Barings is confident that there is ample liquidity in the Chinese market on the short side of the book as well as the long. “There are currently 229 stocks to short in Hong Kong and China, and more if one looks beyond those markets,” according to Khiem Do. “Borrowing costs are reasonable outside the very smallest companies, with a degree of transparency which is as good as any in the western world.”

Barings says the distinctions between A and B shares are gradually blurring. Originally, A shares were for Chinese citizens only, and B shares were for foreign investors. Citizens can now buy B shares too, provided they have legal foreign currency accounts. In the same way, foreign investors can purchase A shares under the qualified foreign institutional investors scheme, although they are limited to no more than 10% of the shares listed and must meet various requirements.

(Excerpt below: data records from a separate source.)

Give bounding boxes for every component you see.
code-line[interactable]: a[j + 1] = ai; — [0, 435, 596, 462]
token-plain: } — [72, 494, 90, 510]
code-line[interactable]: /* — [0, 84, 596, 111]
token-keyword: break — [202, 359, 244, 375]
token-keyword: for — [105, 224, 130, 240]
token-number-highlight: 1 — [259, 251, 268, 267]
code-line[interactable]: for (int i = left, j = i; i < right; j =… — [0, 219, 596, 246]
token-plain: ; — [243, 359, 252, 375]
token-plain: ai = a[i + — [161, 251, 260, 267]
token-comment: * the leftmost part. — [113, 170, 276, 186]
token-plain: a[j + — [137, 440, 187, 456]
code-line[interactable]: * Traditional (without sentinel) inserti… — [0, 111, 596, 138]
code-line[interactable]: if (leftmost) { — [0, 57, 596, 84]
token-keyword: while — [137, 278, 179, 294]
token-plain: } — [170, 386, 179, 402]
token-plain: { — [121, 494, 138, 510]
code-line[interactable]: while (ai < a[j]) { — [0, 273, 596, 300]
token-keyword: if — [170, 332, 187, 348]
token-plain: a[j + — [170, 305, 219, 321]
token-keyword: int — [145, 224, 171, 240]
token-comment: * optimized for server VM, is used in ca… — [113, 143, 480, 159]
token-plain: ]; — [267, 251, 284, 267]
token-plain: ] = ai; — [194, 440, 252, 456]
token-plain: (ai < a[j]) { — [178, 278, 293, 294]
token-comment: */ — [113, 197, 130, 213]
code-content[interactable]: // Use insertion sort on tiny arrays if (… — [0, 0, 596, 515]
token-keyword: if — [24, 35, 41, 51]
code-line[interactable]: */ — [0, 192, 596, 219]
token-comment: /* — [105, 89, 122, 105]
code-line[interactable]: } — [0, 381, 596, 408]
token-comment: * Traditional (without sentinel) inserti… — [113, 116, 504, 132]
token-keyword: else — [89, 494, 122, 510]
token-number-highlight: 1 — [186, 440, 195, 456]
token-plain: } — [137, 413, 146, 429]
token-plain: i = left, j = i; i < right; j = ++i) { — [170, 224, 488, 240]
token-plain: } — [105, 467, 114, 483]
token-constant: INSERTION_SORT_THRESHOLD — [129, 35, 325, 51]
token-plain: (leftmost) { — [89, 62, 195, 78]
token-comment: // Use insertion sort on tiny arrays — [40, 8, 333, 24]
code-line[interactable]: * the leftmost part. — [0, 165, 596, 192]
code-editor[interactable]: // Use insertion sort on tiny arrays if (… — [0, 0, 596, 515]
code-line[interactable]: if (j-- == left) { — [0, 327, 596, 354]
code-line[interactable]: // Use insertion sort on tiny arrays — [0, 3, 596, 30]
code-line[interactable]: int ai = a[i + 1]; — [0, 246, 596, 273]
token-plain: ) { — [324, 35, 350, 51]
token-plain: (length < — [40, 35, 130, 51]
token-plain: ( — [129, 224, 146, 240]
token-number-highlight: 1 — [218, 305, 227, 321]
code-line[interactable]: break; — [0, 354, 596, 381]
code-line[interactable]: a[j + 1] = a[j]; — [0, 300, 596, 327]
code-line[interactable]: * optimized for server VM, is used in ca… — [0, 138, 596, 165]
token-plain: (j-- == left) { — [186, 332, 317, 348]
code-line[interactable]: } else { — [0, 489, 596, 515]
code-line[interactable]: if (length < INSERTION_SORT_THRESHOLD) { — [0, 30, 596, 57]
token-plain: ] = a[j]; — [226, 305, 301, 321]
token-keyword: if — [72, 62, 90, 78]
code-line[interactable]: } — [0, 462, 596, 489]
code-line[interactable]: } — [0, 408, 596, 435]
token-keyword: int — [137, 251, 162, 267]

The A share market is large, at around US$500 billion, but has historically been illiquid since most of the shares are held by the government. The B share market is far smaller and is only a fraction of the A share capitalisation. The government is gradually trying to improve the liquidity of both markets with a view to funding future pension liabilities. H shares are similar to B shares in that they are issued by Chinese companies and designed for purchase by foreigners, the difference being that they are listed in Hong Kong. H shares are additionally sometimes bought by investment banks to help make a market in these shares by creating depository receipts listed in the US or UK (ADRs in the US, GDRs in the UK).